Over the decades, several players have factored in the company's ownership history, including Coca-Cola, Quaker Oats, and Metropolitan Life Insurance. From the 1990s on, the Igloo brand was owned by various investment firms, mostly for brief periods. As of 2021, however, Igloo has been solely owned by Swedish investment outfit Dometic, which paid out a whopping $677 million to bring the iconic cooler outfit into its portfolio of holdings.
Igloo coolers are mostly made in America
If you're not up to date on your Igloo history, the company began as an independent metalworking outfit that happened to invent a clever product that made it easy to bring cool, clean water to its production floor workers. But in its early days, Igloo was partnered with Texas Tennessee Industries, operating largely under that shingle.
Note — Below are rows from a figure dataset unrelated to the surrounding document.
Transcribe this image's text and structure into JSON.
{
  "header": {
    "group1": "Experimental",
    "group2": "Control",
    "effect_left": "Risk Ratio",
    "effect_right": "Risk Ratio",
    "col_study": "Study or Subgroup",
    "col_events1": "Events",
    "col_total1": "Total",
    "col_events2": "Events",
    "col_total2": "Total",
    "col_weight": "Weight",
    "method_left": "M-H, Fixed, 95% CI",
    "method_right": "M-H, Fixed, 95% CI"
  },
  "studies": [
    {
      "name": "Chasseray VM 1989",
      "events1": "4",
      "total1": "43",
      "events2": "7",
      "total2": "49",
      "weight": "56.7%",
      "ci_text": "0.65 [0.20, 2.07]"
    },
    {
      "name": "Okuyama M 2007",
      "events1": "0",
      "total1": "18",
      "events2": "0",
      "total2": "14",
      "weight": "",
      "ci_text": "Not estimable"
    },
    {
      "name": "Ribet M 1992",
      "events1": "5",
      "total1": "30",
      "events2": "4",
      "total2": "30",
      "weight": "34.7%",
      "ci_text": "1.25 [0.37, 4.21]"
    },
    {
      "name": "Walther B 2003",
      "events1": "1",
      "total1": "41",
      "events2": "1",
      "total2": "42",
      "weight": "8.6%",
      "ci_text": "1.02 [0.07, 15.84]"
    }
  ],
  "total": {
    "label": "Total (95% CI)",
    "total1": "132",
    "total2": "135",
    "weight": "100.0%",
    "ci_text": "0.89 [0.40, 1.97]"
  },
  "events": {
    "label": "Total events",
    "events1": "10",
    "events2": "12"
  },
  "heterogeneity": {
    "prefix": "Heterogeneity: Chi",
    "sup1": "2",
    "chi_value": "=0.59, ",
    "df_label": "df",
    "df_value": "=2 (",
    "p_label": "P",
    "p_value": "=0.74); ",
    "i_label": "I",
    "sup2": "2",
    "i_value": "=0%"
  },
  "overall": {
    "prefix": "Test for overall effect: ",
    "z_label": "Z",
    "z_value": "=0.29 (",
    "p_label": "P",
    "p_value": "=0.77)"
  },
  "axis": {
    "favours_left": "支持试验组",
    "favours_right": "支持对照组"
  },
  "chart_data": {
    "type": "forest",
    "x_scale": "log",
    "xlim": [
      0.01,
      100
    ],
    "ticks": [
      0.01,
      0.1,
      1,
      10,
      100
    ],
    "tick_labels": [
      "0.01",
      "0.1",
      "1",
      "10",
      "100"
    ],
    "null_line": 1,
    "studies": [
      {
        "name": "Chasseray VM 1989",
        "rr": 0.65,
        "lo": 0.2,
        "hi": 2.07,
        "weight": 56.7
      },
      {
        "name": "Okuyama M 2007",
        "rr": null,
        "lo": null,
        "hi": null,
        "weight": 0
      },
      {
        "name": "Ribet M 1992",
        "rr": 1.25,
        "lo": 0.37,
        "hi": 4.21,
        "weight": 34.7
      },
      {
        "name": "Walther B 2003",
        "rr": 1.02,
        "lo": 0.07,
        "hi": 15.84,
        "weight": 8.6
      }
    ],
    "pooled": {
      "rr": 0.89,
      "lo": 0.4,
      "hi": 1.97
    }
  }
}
Igloo didn't become the company's official brand name until 1971. The manufacturing site in Katy, Texas, has long been Igloo's primary base of operations, and despite the current European ownership, it remains so today.
The site has served as the brand's primary production facility for several decades now. As of a 2023 report, the company was cranking out some 55,000 coolers per day from that facility, which then employed more than 1,200 Texans. For the record, that daily number translates to about 16 million coolers per year. According to some sources that claim to have gotten the info straight from Igloo representatives, that accounts for roughly 95% of the coolers the company makes, meaning the brand's products are mostly made in America.
About that last 5%, it reportedly includes most of the soft-sided cooler options that currently bear the Igloo brand. Those items, it would seem, are largely manufactured in Chinese facilities and then imported into the United States. The good news for Igloo super fans who prefer products made in the U.S. is that the high-tech Versatemp, which recently made our list of campsite-ready electric coolers, is one of the brand's Made in America models, and it's readily available on Amazon.